Aufgrund ihrer äußerlichen Ähnlichkeit mit den Bewohnern Subsahara-Afrikas wurden sie früher teilweise zur negridenGroßrasse“ gezählt. Das Konstrukt der „Menschenrassen“ gilt aber heute als wissenschaftlich überholt.[8] Wegen ihrer geringen Körpergröße wurde insbesondere von manchen eine Verbindung zu afrikanischen Pygmäen postuliert, die aber angesichts der geographischen Entfernung unwahrscheinlich erscheint. Genetische Untersuchungen zeigten bei den Ayta Magbukon, einer Negrito-Volksgruppe auf den Philippinen, den höchsten bekannten Anteil an Erbgut von Denisova-Menschen.[9]

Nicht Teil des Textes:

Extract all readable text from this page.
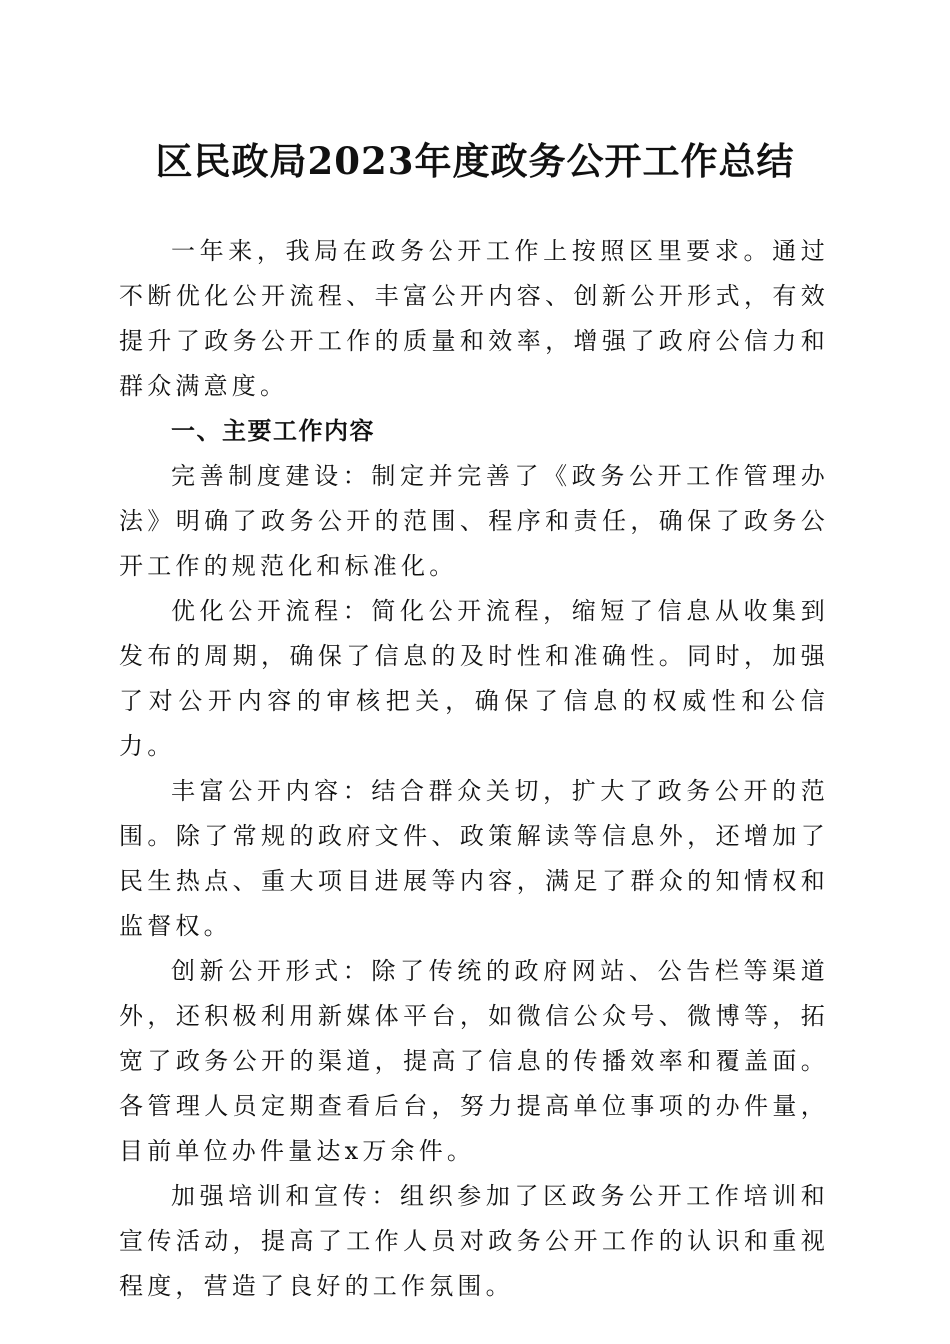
区民政局2023年度政务公开工作总结

一年来，我局在政务公开工作上按照区里要求。通过不断优化公开流程、丰富公开内容、创新公开形式，有效提升了政务公开工作的质量和效率，增强了政府公信力和群众满意度。

一、主要工作内容

完善制度建设：制定并完善了《政务公开工作管理办法》明确了政务公开的范围、程序和责任，确保了政务公开工作的规范化和标准化。

优化公开流程：简化公开流程，缩短了信息从收集到发布的周期，确保了信息的及时性和准确性。同时，加强了对公开内容的审核把关，确保了信息的权威性和公信力。

丰富公开内容：结合群众关切，扩大了政务公开的范围。除了常规的政府文件、政策解读等信息外，还增加了民生热点、重大项目进展等内容，满足了群众的知情权和监督权。

创新公开形式：除了传统的政府网站、公告栏等渠道外，还积极利用新媒体平台，如微信公众号、微博等，拓宽了政务公开的渠道，提高了信息的传播效率和覆盖面。各管理人员定期查看后台，努力提高单位事项的办件量，目前单位办件量达x万余件。

加强培训和宣传：组织参加了区政务公开工作培训和宣传活动，提高了工作人员对政务公开工作的认识和重视程度，营造了良好的工作氛围。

Genetische Untersuchungen von zehn Individuen der Andamanen zeigen Ähnlichkeiten mit Haplogruppen, die in Südostasien und Indien verbreitet sind, jedoch sind die meisten neue Varianten. Dies deutet darauf hin, dass die Bevölkerungsgruppen sich sehr früh von der asiatischen Bevölkerung trennten.[10] Alle Individuen haben die Haplogruppe M (mtDNA), die in Asien entstanden ist, und die meisten tragen Haplogruppe Q (Y-DNA), die auf eine Abspaltung in Asien und nicht in Afrika hinweisen. Die Untergruppe M von Q findet sich noch bei den Ureinwohnern in Papua-Neuguinea. Da es auf den Andamanen keine Kulturzeugnisse älter als 2000 Jahre gibt und die Haplogruppen schon vor 20.000 Jahren entstanden sein können, lässt sich der Moment der Abspaltung nicht genauer eingrenzen.[11]

Literatur

  • Paul Schebesta: Die Negrito Asiens (Studia Instituti Anthropos, Band 6, 12 und 13). St.-Gabriel, Wien-Mödling 1954 und 1957
Commons: Negrito – Sammlung von Bildern, Videos und Audiodateien

Einzelnachweise

  1. Thomas N. Headland, Lawrence A. Reid: Holocene Foragers and Interethnic Trade: A Critic of the Myth of Isolated Independent Hunter-Gatherers. (PDF; 3,2 MB) In: Susan A. Gregg (Hrsg.): Between Bands and States. Center for Archaeological Investigations Occasional Paper 9. Southern Illinois University. Carbondale 1991, S. 336
  2. Jared Diamond: Arm und Reich. Die Schicksale menschlicher Gesellschaften, Kap. 15/16, ISBN 978-3-596-17214-6
  3. Caroline Gluck: Taiwan aborigines keep rituals alive, in: BBC News, 7. Dezember 2006
  4. Jules Quartly: In honor of the Little Black People. In: Taipei Times, 27. November 2004; Ralph Jennings: “Negritos” celebrated as early Taiwan settlers. Reuters, 17. November 2008
  5. David Blundell: Taiwans Indigenous Peoples. In: In Taiwan: Austronesian Taiwan: Linguistic, History, Ethnology, Prehistory. 2009, S. 9–60, hier S. 24; Roger Blench: Suppose we are wrong about the Austronesian settlement of Taiwan? (Draft) 12. November 2014, S. 1–19, hier S. 9.
  6. The Terrible Islands (Memento vom 6. Oktober 2008 im Internet Archive) andaman.org
  7. Colin Nicholas, Center for Orang Asli Concerns The Orang Asli of Peninsular Malaysia#Slavery
  8. American Anthropological Association Statement on „Race“, 17. Mai 1998
  9. Bruce Bower: An Indigenous people in the Philippines have the most Denisovan DNA, ScienceNews, 12. August 2021
  10. Genomic analysis of Andamanese provides insights into ancient human migration into Asia and adaptation. Nature Genetics, 25. Juli 2016; (0.1038/ng.3621).
  11. Kumarasamy Thangaraj, Lalji Singh u. a.: Genetic Affinities of the Andaman Islanders, a Vanishing Human Population. In: Current Biology. Band 13, Heft 2, Januar 2003, S. 86–93 (doi:10.1016/S0960-9822(02)01336-2; Digitalisat).